The key element, however, is that many businesses – B2B included – have yet to view content as a strategic asset. A purely tactical approach to content will work in the short-term, but it fails to address the wider challenges businesses face like inconsistency, inefficiency and ineffectiveness. If content is a valuable business resource then time and effort should be spent managing it well.

Here are five key steps to developing an effective content strategy:

1. Start with your story

It’s not enough for people to know your brand name; they need to know what you stand for. Consumers look for meaning when forming an attachment to a brand. Content conveys meaning through values and commitments. But, storytelling is not intended to be a selling tool. The whole point of customer-centric content is that it goes beyond products and builds affinity between the brand and the user.

2. Know your audience

In order to genuinely create content that customers care about it’s vital you understand them well. There is a wealth of data that can build the picture of the specific people you’re trying to reach. Insights must go beyond age and demographic and delve into attitudes and behaviours to allow a 360° picture of persona preferences to be formed.

3. Plan your content

With so many channels to consider, there is recognition that good customer experience relies on delivering interesting, relevant and personalised content across all channels seamlessly. The outcome of good content planning is the understanding of how the content will be prioritised, organised, formatted and displayed.

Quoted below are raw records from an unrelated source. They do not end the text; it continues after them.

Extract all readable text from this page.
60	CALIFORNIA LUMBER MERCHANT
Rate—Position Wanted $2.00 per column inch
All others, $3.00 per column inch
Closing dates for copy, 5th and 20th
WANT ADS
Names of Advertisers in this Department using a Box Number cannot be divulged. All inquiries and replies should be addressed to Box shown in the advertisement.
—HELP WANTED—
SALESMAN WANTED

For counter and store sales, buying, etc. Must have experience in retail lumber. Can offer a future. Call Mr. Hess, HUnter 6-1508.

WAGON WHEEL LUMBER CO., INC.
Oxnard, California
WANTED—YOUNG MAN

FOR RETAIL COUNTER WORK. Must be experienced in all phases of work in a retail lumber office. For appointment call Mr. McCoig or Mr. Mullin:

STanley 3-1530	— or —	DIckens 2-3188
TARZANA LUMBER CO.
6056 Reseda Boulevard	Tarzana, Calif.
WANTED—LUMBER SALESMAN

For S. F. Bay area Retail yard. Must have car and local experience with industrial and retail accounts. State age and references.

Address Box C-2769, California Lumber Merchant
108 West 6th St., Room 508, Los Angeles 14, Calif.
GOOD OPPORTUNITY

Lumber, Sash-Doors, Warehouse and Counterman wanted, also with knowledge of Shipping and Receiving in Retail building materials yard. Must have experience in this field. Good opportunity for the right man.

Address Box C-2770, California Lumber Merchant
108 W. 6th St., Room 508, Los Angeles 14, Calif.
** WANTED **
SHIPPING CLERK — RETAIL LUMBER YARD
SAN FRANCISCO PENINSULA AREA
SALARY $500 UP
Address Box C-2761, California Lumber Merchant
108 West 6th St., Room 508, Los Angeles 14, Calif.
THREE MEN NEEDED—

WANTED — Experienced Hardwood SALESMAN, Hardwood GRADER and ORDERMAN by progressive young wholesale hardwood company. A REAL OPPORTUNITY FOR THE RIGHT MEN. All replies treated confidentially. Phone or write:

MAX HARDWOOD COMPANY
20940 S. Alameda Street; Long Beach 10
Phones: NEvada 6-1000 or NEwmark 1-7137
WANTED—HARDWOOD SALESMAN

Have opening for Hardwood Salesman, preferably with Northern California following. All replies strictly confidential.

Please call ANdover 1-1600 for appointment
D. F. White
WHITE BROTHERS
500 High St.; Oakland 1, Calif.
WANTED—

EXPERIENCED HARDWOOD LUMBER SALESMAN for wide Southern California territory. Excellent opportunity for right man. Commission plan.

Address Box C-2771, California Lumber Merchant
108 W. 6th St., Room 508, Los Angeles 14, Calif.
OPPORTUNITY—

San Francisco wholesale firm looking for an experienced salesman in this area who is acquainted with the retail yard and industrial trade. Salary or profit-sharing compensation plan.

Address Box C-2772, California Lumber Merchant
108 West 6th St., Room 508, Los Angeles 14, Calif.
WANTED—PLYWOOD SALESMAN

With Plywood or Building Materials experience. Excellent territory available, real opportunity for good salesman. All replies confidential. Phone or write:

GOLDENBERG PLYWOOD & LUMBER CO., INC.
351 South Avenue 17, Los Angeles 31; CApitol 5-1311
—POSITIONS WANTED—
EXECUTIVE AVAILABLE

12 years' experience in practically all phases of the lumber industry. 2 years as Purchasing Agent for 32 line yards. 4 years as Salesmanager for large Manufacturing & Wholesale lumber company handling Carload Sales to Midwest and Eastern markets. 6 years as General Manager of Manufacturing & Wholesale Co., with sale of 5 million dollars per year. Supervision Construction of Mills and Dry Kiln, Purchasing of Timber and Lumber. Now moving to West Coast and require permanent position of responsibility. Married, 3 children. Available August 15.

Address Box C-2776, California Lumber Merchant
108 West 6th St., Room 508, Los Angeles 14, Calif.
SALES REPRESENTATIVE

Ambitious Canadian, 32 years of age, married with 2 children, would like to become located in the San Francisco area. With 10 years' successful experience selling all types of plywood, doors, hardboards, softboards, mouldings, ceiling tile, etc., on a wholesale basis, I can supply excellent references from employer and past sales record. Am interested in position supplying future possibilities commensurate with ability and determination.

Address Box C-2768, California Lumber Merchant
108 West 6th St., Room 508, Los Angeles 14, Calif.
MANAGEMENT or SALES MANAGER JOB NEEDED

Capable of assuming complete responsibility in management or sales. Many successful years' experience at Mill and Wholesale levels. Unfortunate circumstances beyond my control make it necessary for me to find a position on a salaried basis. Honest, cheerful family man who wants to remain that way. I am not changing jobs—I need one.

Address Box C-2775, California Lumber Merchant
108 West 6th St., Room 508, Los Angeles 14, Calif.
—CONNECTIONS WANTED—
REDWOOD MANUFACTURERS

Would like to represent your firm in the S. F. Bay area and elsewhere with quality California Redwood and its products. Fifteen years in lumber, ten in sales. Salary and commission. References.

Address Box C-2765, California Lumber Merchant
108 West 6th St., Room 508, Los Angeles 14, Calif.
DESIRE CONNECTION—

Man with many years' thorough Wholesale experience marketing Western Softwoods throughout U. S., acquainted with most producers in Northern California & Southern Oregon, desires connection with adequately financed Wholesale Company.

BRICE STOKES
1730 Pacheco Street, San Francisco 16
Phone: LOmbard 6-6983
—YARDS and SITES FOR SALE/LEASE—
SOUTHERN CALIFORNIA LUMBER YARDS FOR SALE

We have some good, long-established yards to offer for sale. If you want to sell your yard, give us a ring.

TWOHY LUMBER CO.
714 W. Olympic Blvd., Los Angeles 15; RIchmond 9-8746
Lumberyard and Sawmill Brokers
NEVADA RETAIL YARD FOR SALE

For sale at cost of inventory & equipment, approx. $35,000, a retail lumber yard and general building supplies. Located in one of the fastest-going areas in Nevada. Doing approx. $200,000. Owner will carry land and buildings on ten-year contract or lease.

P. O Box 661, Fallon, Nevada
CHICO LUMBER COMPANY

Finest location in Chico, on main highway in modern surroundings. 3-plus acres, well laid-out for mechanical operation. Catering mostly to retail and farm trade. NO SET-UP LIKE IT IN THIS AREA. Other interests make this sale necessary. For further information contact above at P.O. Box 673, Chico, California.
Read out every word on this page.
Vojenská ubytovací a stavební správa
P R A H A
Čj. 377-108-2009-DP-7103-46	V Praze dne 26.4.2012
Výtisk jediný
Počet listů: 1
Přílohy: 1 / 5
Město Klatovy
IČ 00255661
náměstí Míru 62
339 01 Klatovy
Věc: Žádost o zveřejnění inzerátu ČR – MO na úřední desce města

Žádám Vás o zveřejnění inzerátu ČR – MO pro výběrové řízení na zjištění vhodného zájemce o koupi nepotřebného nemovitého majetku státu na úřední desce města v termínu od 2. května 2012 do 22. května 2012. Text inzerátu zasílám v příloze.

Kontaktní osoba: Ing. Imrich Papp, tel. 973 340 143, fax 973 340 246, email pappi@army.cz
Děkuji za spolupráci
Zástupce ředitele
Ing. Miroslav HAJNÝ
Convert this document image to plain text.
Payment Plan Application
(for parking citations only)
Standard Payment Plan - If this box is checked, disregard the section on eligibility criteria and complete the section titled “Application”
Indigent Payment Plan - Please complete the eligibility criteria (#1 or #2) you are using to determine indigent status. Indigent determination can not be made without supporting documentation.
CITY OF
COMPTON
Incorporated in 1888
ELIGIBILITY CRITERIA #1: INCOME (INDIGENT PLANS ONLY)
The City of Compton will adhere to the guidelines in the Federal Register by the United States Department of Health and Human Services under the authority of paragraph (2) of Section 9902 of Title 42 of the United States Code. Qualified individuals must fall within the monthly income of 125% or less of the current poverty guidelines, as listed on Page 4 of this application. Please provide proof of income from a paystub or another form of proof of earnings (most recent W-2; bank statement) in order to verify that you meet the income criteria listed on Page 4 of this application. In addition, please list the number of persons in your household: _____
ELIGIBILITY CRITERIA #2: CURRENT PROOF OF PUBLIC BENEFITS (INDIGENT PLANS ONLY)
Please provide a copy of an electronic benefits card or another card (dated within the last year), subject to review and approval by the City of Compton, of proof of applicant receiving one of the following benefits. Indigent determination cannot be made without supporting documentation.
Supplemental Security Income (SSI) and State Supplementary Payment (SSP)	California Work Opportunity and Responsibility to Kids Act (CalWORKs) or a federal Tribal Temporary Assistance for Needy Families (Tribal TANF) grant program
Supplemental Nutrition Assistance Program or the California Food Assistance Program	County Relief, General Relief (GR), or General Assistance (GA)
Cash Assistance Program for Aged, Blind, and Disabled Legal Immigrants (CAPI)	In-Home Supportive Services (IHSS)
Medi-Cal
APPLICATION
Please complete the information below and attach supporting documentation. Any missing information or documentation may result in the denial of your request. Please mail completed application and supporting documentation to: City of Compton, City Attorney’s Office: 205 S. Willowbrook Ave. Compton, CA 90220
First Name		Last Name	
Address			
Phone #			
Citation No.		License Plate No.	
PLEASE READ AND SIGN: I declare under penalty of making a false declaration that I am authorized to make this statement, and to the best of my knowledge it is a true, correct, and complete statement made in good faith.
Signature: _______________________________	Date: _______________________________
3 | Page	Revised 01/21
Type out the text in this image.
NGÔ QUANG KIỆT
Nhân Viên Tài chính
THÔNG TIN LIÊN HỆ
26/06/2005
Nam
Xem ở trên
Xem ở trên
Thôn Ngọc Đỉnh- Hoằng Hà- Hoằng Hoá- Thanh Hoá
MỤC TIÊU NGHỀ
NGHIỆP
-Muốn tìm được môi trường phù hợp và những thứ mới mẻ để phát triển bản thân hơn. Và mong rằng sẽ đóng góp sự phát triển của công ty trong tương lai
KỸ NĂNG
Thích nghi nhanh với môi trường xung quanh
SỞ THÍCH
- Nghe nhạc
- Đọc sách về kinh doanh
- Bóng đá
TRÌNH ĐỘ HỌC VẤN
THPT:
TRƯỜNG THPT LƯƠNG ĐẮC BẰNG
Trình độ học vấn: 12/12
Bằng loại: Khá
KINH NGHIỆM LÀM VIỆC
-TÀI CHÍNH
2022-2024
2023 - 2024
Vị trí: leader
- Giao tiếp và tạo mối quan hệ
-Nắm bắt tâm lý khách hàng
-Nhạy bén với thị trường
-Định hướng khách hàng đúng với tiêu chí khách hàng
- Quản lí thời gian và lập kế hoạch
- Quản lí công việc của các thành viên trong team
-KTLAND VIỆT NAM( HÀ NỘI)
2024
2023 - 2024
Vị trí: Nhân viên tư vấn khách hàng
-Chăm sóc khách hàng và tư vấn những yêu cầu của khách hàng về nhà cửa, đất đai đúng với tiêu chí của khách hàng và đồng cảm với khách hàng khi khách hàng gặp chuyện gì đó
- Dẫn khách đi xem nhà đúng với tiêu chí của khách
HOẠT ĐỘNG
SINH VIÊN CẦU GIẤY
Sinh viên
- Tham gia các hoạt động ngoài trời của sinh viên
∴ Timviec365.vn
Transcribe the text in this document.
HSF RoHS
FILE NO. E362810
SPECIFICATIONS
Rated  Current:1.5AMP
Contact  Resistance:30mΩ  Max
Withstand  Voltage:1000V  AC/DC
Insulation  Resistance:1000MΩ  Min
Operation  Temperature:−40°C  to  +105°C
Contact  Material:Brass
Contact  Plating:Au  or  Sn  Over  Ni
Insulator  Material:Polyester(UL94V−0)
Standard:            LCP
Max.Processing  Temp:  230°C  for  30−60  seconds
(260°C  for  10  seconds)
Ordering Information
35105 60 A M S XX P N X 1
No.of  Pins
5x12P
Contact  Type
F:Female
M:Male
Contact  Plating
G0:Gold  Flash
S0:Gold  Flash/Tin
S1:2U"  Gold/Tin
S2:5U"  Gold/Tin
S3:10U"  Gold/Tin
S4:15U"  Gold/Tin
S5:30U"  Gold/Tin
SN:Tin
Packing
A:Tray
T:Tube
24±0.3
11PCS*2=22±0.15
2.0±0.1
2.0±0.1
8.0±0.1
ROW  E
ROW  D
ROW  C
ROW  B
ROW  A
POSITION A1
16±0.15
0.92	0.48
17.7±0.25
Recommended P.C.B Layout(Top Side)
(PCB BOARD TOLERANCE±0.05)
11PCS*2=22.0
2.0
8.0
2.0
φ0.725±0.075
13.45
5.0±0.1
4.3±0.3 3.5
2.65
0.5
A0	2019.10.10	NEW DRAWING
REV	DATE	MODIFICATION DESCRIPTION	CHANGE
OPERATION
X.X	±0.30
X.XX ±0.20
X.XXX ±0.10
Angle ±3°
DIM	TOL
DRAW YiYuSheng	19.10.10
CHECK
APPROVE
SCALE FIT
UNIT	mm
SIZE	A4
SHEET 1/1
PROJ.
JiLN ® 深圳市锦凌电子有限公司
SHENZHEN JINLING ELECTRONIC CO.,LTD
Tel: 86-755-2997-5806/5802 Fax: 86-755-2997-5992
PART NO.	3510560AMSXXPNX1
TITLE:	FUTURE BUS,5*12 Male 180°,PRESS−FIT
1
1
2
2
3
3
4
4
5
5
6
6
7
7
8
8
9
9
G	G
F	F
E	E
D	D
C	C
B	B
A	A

4. Align people and process

People are perhaps the most important element in any content strategy as attitudes and behaviours are as important as any working practices. After all, content is not just a marketing issue – it permeates multiple departments and when they act collaboratively and in harmony it can work like clockwork.

5. Engage your leaders

The more business leaders understand the value of content strategy, the more willing they’ll be to invest in it. C-suite involvement provides internal advocacy for content strategy initiatives by supporting the drive for enterprise wide planning and providing strategic governance.

The challenge of managing content is universal, but there are specific ways in which our five-point approach to content strategy can be made especially relevant to the B2B context. By applying our five steps to the B2B-specific contexts outlined in the introduction to this piece, you can ensure that your content strategy is more regularly and reliably an effective part of how your organisation uses content to meet your customers’ needs and your business’ objectives.